Sehnsucht nach sich selbst

Solo Reisen - zwischen Angst und Abenteuer
Es gibt sicher kaum Menschen, die das Reisen nicht als etwas Positives empfinden. Doch kaum jemand findet es normal, allein für mehrere Wochen ins Unbekannte aufzubrechen. Nur man selbst und der Rest der Welt da draußen, was ist das für ein Gefühl!
Von sbk
Auch ich gehöre zu der Spezies jener Leute, die es gern ohne jede Begleitung in die Fremde zieht, am liebsten noch in die Stille der Natur. Denn gerade allein kommen einem viele Gedanken. Gedanken über sich, was war und was kommt, und was zum Teufel man mitten in einem Wolkenbruch ohne einen trockenen Fetzen am Körper drei Tagesmärsche vom letzten rettenden Dach entfernt eigentlich so tut.
Was treibt einen Menschen dazu, sich derart physisch und vor allem psychisch buchstäblich auszusetzen? Wo ist der Herdentrieb, das Bedürfnis nach Sicherheit, das tröstende Gefühl der Gemeinschaft bei solchen Individuen wie mir geblieben?
Ich möchte an dieser Stelle gar keine abschließende Antwort geben, jedoch einmal auf den oft verschwiegenen Zwiespalt von Allein-Reisen aufmerksam machen. Was mir nämlich mitunter fehlt in den Gesprächen über den Sinn der ganzen Unternehmung, sind auch die kritischen Töne der Sehnsüchtigen.

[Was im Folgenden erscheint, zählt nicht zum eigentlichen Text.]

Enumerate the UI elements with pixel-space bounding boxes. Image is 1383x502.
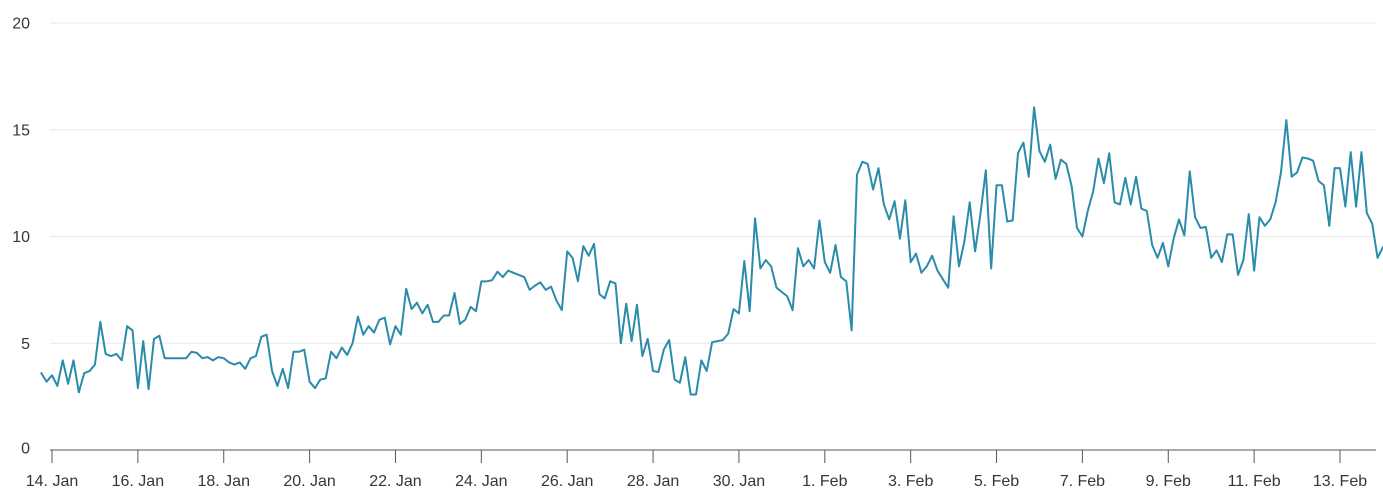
x-axis-label: 5. Feb xyxy=(974,473,1019,490)
y-axis-label: 5 xyxy=(21,336,30,353)
x-axis-label: 14. Jan xyxy=(26,473,78,490)
x-axis-label: 24. Jan xyxy=(455,473,507,490)
x-axis-label: 1. Feb xyxy=(802,473,847,490)
x-axis-label: 22. Jan xyxy=(369,473,421,490)
y-axis-label: 15 xyxy=(12,122,30,139)
x-axis-label: 9. Feb xyxy=(1146,473,1191,490)
x-axis-label: 16. Jan xyxy=(112,473,164,490)
y-axis-label: 10 xyxy=(12,229,30,246)
x-axis-label: 13. Feb xyxy=(1313,473,1367,490)
y-axis-label: 20 xyxy=(12,16,30,33)
x-axis-label: 30. Jan xyxy=(713,473,765,490)
x-axis-label: 7. Feb xyxy=(1060,473,1105,490)
y-axis-label: 0 xyxy=(21,441,30,458)
x-axis-label: 3. Feb xyxy=(888,473,933,490)
series-line[interactable] xyxy=(40,106,1383,396)
x-axis-label: 26. Jan xyxy=(541,473,593,490)
x-axis-label: 11. Feb xyxy=(1228,473,1281,490)
x-axis-label: 18. Jan xyxy=(197,473,249,490)
x-axis-label: 20. Jan xyxy=(283,473,335,490)
x-axis-label: 28. Jan xyxy=(627,473,679,490)
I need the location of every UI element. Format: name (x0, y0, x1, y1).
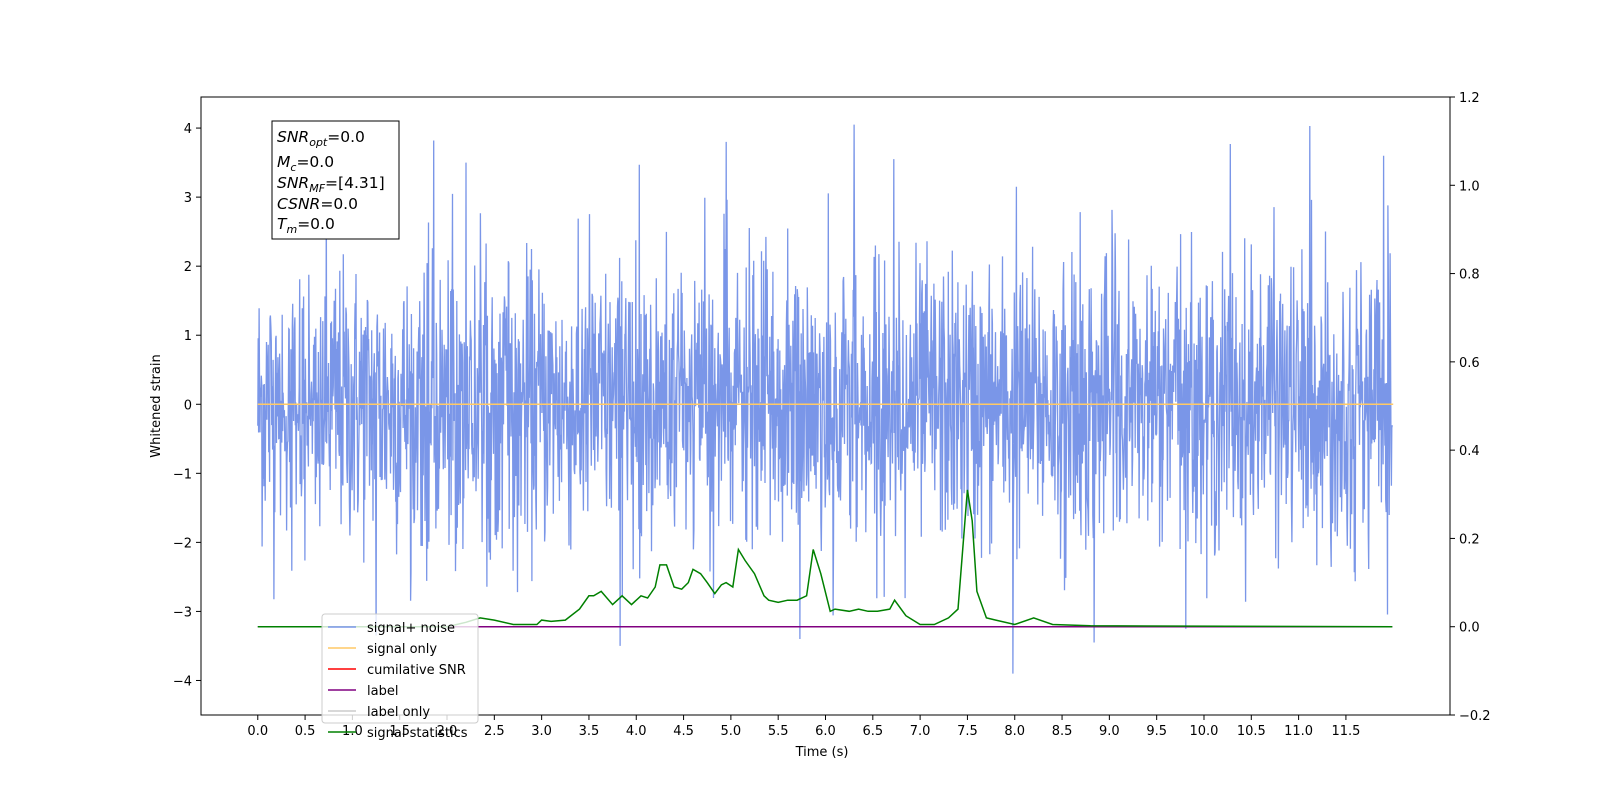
y-tick-label: −2 (173, 536, 192, 551)
legend: signal+ noise signal only cumilative SNR la… (321, 613, 479, 741)
x-tick-label: 7.5 (957, 724, 978, 739)
y2-tick-label: 0.2 (1459, 532, 1480, 547)
y2-tick-label: 1.0 (1459, 179, 1480, 194)
x-tick-label: 8.0 (1004, 724, 1025, 739)
x-tick-label: 10.5 (1237, 724, 1266, 739)
legend-label: cumilative SNR (367, 663, 466, 678)
legend-label: label (367, 684, 398, 699)
info-tm: Tm=0.0 (277, 215, 335, 236)
legend-label: signal+ noise (367, 621, 455, 636)
y-tick-label: 3 (184, 191, 192, 206)
y-tick-label: −4 (173, 674, 192, 689)
y2-tick-label: 1.2 (1459, 91, 1480, 106)
info-box-frame (271, 120, 400, 240)
x-tick-label: 4.5 (673, 724, 694, 739)
legend-label: signal statistics (367, 726, 468, 741)
x-tick-label: 2.5 (484, 724, 505, 739)
x-tick-label: 11.0 (1284, 724, 1313, 739)
x-tick-label: 4.0 (626, 724, 647, 739)
x-tick-label: 8.5 (1052, 724, 1073, 739)
x-tick-label: 6.5 (862, 724, 883, 739)
y-tick-label: 1 (184, 329, 192, 344)
y-tick-label: 2 (184, 260, 192, 275)
x-tick-label: 11.5 (1331, 724, 1360, 739)
x-tick-label: 7.0 (910, 724, 931, 739)
x-axis-ticks: 0.0 0.5 1.0 1.5 2.0 2.5 3.0 3.5 4.0 4.5 5.0 5.5 6.0 6… (247, 715, 1360, 739)
x-tick-label: 2.0 (437, 724, 458, 739)
legend-label: label only (367, 705, 430, 720)
y2-tick-label: 0.8 (1459, 268, 1480, 283)
series-signal-statistics-line (257, 489, 1393, 628)
x-tick-label: 3.0 (531, 724, 552, 739)
series-signal-noise-line (257, 124, 1393, 674)
y2-axis-ticks: 1.2 1.0 0.8 0.6 0.4 0.2 0.0 −0.2 (1450, 91, 1491, 724)
x-axis-label: Time (s) (795, 745, 849, 760)
y-axis-ticks: 4 3 2 1 0 −1 −2 −3 −4 (173, 122, 201, 689)
x-tick-label: 10.0 (1190, 724, 1219, 739)
y2-tick-label: 0.0 (1459, 621, 1480, 636)
info-snr-mf: SNRMF=[4.31] (277, 174, 385, 195)
x-tick-label: 1.5 (389, 724, 410, 739)
y2-tick-label: 0.4 (1459, 444, 1480, 459)
legend-label: signal only (367, 642, 437, 657)
x-tick-label: 5.5 (768, 724, 789, 739)
info-snr-opt: SNRopt=0.0 (277, 128, 365, 149)
y2-tick-label: −0.2 (1459, 709, 1491, 724)
info-csnr: CSNR=0.0 (277, 195, 358, 213)
x-tick-label: 0.0 (247, 724, 268, 739)
y-tick-label: −1 (173, 467, 192, 482)
x-tick-label: 3.5 (579, 724, 600, 739)
y2-tick-label: 0.6 (1459, 356, 1480, 371)
y-tick-label: 4 (184, 122, 192, 137)
info-box: SNRopt=0.0 Mc=0.0 SNRMF=[4.31] CSNR=0.0 … (271, 120, 400, 240)
y-tick-label: 0 (184, 398, 192, 413)
legend-frame (321, 613, 479, 724)
x-tick-label: 9.5 (1146, 724, 1167, 739)
x-tick-label: 9.0 (1099, 724, 1120, 739)
y-axis-label: Whitened strain (149, 354, 164, 457)
y-tick-label: −3 (173, 605, 192, 620)
x-tick-label: 0.5 (295, 724, 316, 739)
x-tick-label: 5.0 (721, 724, 742, 739)
x-tick-label: 6.0 (815, 724, 836, 739)
plot-area (257, 124, 1394, 674)
info-mc: Mc=0.0 (277, 153, 334, 174)
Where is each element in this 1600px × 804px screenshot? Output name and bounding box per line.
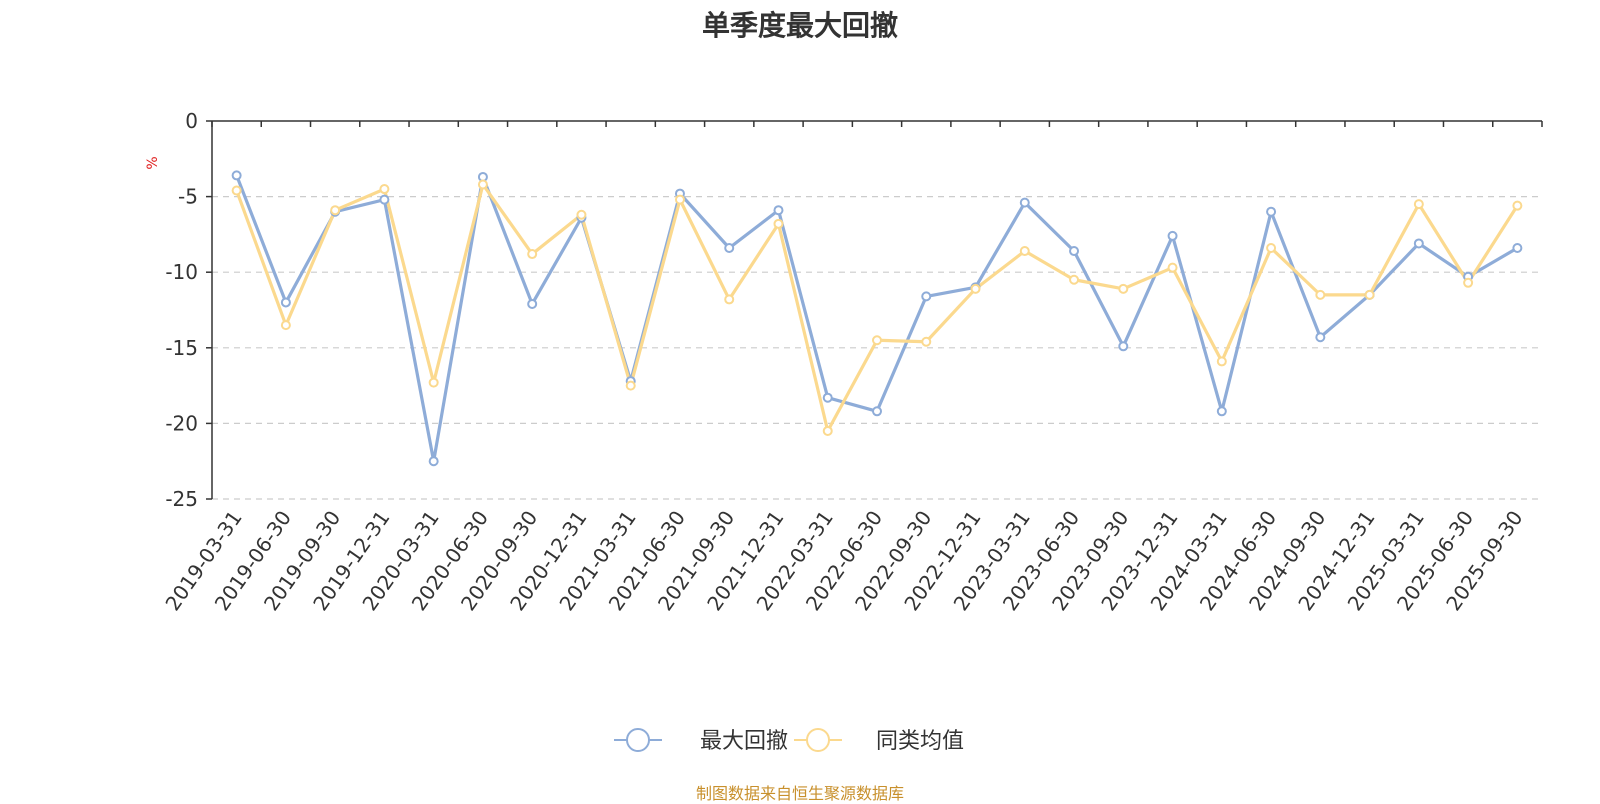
- data-point: [1463, 277, 1474, 288]
- y-tick-label: -10: [165, 260, 198, 284]
- data-point: [872, 335, 882, 346]
- data-point: [1019, 246, 1030, 257]
- series-line-0: [235, 174, 1519, 463]
- data-point: [822, 392, 833, 403]
- data-point: [773, 205, 784, 216]
- legend-item-1[interactable]: 同类均值: [794, 728, 964, 754]
- data-point: [1167, 230, 1178, 241]
- data-point: [428, 456, 439, 467]
- data-point: [921, 291, 932, 302]
- series-line-1: [235, 182, 1519, 433]
- data-point: [527, 298, 538, 309]
- data-point: [822, 425, 833, 436]
- data-point: [1069, 246, 1080, 257]
- data-point: [1069, 274, 1080, 285]
- data-point: [773, 218, 784, 229]
- data-source-note: 制图数据来自恒生聚源数据库: [695, 784, 904, 803]
- y-tick-label: 0: [185, 109, 198, 133]
- chart-title: 单季度最大回撤: [701, 9, 898, 42]
- data-point: [576, 209, 587, 220]
- y-axis-unit: %: [145, 156, 161, 169]
- data-point: [1266, 206, 1277, 217]
- data-point: [1364, 289, 1375, 300]
- data-point: [724, 294, 735, 305]
- data-point: [231, 170, 242, 181]
- data-point: [280, 297, 291, 308]
- data-point: [625, 380, 636, 391]
- data-point: [280, 320, 291, 331]
- data-point: [1413, 199, 1424, 210]
- data-point: [1315, 332, 1326, 343]
- data-point: [921, 336, 932, 347]
- series-lines: [231, 170, 1523, 467]
- data-point: [231, 185, 242, 196]
- data-point: [1216, 406, 1227, 417]
- data-point: [1512, 200, 1523, 211]
- data-point: [477, 179, 488, 190]
- data-point: [330, 205, 341, 216]
- legend-item-0[interactable]: 最大回撤: [614, 728, 788, 754]
- data-point: [674, 194, 685, 205]
- data-point: [1266, 243, 1277, 254]
- data-point: [379, 194, 390, 205]
- data-point: [1118, 341, 1129, 352]
- legend-marker: [626, 728, 650, 752]
- data-point: [1216, 356, 1227, 367]
- data-point: [428, 377, 439, 388]
- gridlines: [212, 196, 1542, 500]
- data-point: [724, 243, 735, 254]
- axes: 0-5-10-15-20-25%2019-03-312019-06-302019…: [145, 109, 1543, 615]
- y-tick-label: -5: [178, 185, 198, 209]
- data-point: [527, 249, 538, 260]
- data-point: [1413, 238, 1424, 249]
- data-point: [1019, 197, 1030, 208]
- data-point: [872, 406, 882, 417]
- data-point: [379, 184, 390, 195]
- y-tick-label: -15: [165, 336, 198, 360]
- legend-label: 同类均值: [876, 729, 964, 754]
- data-point: [1167, 262, 1178, 273]
- legend-marker: [806, 728, 830, 752]
- data-point: [1118, 283, 1129, 294]
- data-point: [1512, 243, 1523, 254]
- y-tick-label: -25: [165, 487, 198, 511]
- y-tick-label: -20: [165, 411, 198, 435]
- legend[interactable]: 最大回撤 同类均值: [614, 728, 964, 754]
- data-point: [1315, 289, 1326, 300]
- legend-label: 最大回撤: [700, 729, 788, 754]
- data-point: [970, 283, 981, 294]
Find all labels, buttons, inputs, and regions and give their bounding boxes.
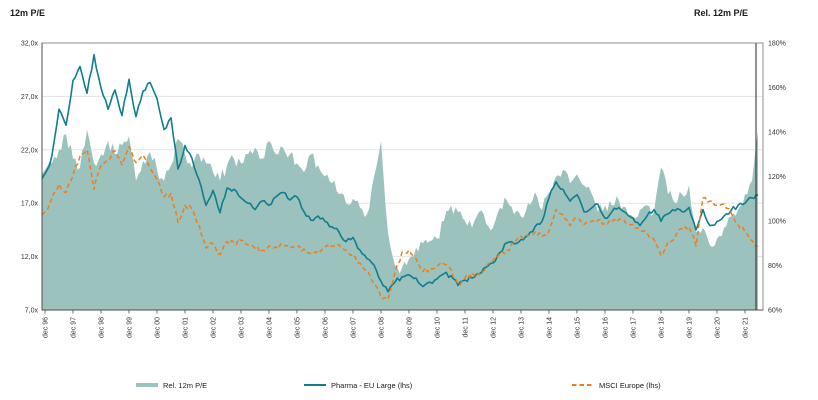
left-axis-tick-label: 17,0x (21, 201, 39, 208)
rel-12m-pe-area (42, 129, 758, 310)
right-axis-tick-label: 100% (768, 219, 786, 226)
x-tick-label: dec 17 (631, 317, 638, 338)
dashed-line-swatch-icon (572, 383, 594, 387)
x-tick-label: dec 99 (127, 317, 134, 338)
x-tick-label: dec 14 (547, 317, 554, 338)
left-axis-title: 12m P/E (10, 8, 46, 18)
msci-europe-line (41, 145, 759, 301)
series (41, 43, 759, 310)
right-axis-tick-label: 140% (768, 130, 786, 137)
x-tick-label: dec 10 (435, 317, 442, 338)
x-tick-label: dec 21 (743, 317, 750, 338)
x-tick-label: dec 07 (351, 317, 358, 338)
x-tick-label: dec 18 (659, 317, 666, 338)
plot-frame (41, 42, 764, 311)
left-axis-tick-label: 22,0x (21, 147, 39, 154)
x-tick-label: dec 05 (295, 317, 302, 338)
left-axis-tick-label: 7,0x (25, 308, 39, 315)
legend-label: Rel. 12m P/E (163, 380, 208, 390)
x-tick-label: dec 20 (715, 317, 722, 338)
right-axis-tick-label: 60% (768, 308, 782, 315)
left-axis-tick-label: 27,0x (21, 94, 39, 101)
chart-legend: Rel. 12m P/E Pharma - EU Large (lhs) MSC… (0, 378, 818, 394)
right-axis-tick-labels: 180% 160% 140% 120% 100% 80% 60% (768, 41, 786, 315)
left-axis-tick-label: 12,0x (21, 254, 39, 261)
x-tick-label: dec 98 (99, 317, 106, 338)
right-axis-title: Rel. 12m P/E (693, 8, 748, 18)
right-axis-tick-label: 120% (768, 174, 786, 181)
right-axis-tick-label: 180% (768, 41, 786, 48)
x-tick-label: dec 02 (211, 317, 218, 338)
left-axis-tick-labels: 32,0x 27,0x 22,0x 17,0x 12,0x 7,0x (21, 41, 39, 315)
x-tick-label: dec 16 (603, 317, 610, 338)
x-tick-label: dec 03 (239, 317, 246, 338)
legend-label: Pharma - EU Large (lhs) (331, 380, 413, 390)
x-tick-label: dec 12 (491, 317, 498, 338)
right-axis-tick-label: 160% (768, 85, 786, 92)
x-tick-label: dec 08 (379, 317, 386, 338)
legend-item-rel-12m-pe: Rel. 12m P/E (136, 378, 207, 392)
legend-item-msci-europe: MSCI Europe (lhs) (572, 378, 661, 392)
x-tick-label: dec 00 (155, 317, 162, 338)
x-tick-label: dec 13 (519, 317, 526, 338)
x-tick-label: dec 09 (407, 317, 414, 338)
legend-item-pharma-eu-large: Pharma - EU Large (lhs) (304, 378, 412, 392)
area-swatch-icon (136, 383, 158, 387)
x-tick-label: dec 97 (71, 317, 78, 338)
pe-relative-chart: 32,0x 27,0x 22,0x 17,0x 12,0x 7,0x 180% 160% 14… (21, 41, 786, 339)
x-tick-label: dec 96 (43, 317, 50, 338)
legend-label: MSCI Europe (lhs) (599, 380, 661, 390)
x-tick-label: dec 19 (687, 317, 694, 338)
x-tick-label: dec 01 (183, 317, 190, 338)
x-tick-label: dec 06 (323, 317, 330, 338)
x-tick-label: dec 04 (267, 317, 274, 338)
line-swatch-icon (304, 383, 326, 387)
x-axis-tick-labels: dec 96 dec 97 dec 98 dec 99 dec 00 dec 01 dec … (43, 310, 750, 338)
pharma-eu-large-line (41, 53, 759, 293)
left-axis-tick-label: 32,0x (21, 41, 39, 48)
x-tick-label: dec 11 (463, 317, 470, 338)
x-tick-label: dec 15 (575, 317, 582, 338)
right-axis-tick-label: 80% (768, 263, 782, 270)
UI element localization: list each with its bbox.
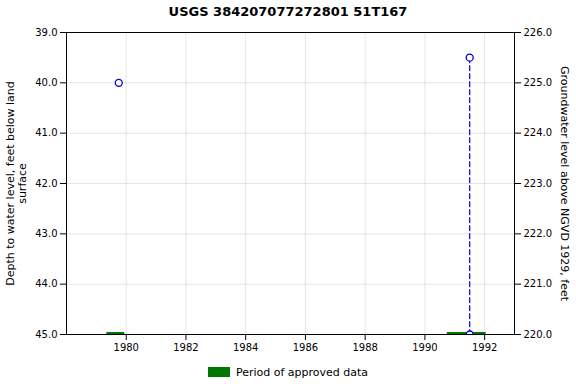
svg-text:Depth to water level, feet bel: Depth to water level, feet below landsur… xyxy=(4,81,29,286)
svg-text:1992: 1992 xyxy=(472,342,497,353)
html-text:USGS 384207077272801 51T167: USGS 384207077272801 51T167 xyxy=(168,4,408,19)
svg-text:222.0: 222.0 xyxy=(524,228,553,239)
svg-text:225.0: 225.0 xyxy=(524,77,553,88)
svg-text:39.0: 39.0 xyxy=(35,27,57,38)
svg-text:44.0: 44.0 xyxy=(35,278,57,289)
html-text:Period of approved data: Period of approved data xyxy=(235,365,369,379)
svg-text:1982: 1982 xyxy=(173,342,198,353)
svg-text:1986: 1986 xyxy=(293,342,318,353)
svg-text:1988: 1988 xyxy=(352,342,377,353)
svg-text:226.0: 226.0 xyxy=(524,27,553,38)
svg-text:224.0: 224.0 xyxy=(524,127,553,138)
svg-text:1980: 1980 xyxy=(114,342,139,353)
svg-text:1990: 1990 xyxy=(412,342,437,353)
svg-text:45.0: 45.0 xyxy=(35,329,57,340)
svg-text:223.0: 223.0 xyxy=(524,178,553,189)
svg-text:Groundwater level above NGVD 1: Groundwater level above NGVD 1929, feet xyxy=(558,66,571,302)
svg-text:43.0: 43.0 xyxy=(35,228,57,239)
svg-text:1984: 1984 xyxy=(233,342,258,353)
svg-text:42.0: 42.0 xyxy=(35,178,57,189)
svg-text:40.0: 40.0 xyxy=(35,77,57,88)
svg-text:220.0: 220.0 xyxy=(524,329,553,340)
svg-text:221.0: 221.0 xyxy=(524,278,553,289)
svg-text:41.0: 41.0 xyxy=(35,127,57,138)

Ich kann da lediglich aus meinen Erlebnissen und Erfahrungen berichten, als Betroffener quasi. Sicher ist es nachher spannend oder vielleicht gar romantisch, von unglaublich intensiven Momenten oder einzigartigen Erfahrungen des letzten Trips zu berichten, um zu spüren, um es zu verstehen, zu begreifen, dieses: “Ich lebe!”.
Doch alles hat seinen Preis, auch diese Sehnsucht lässt sich nicht gratis erfüllen. Sich selbst wirklich zu erfahren, sich lebendig zu spüren in jeder einzelnen Faser, sich wach und bis zum Äußersten konzentriert, offen zu erleben, bedeutet für mich mindestens, einen furchtlosen Umgang mit der eigenen, individuellen Persönlichkeit zu pflegen. Geben wir es ruhig zu: es kostet eine ganze Menge Zweifel, viel robuste Gelassenheit, ziemlich viel naives Vertrauen in die Mitmenschen und die Natur, Erfahrung im Umgang mit Problemen und Momente voller Angst. Und jetzt das wirklich Unangenehme: Erst das Zulassen dieser Angst, quasi ihr natürliches Vorkommen im Solo – Reisen, ist der Schlüssel zur Erfüllung der Sehnsucht nach persönlicher Intensität.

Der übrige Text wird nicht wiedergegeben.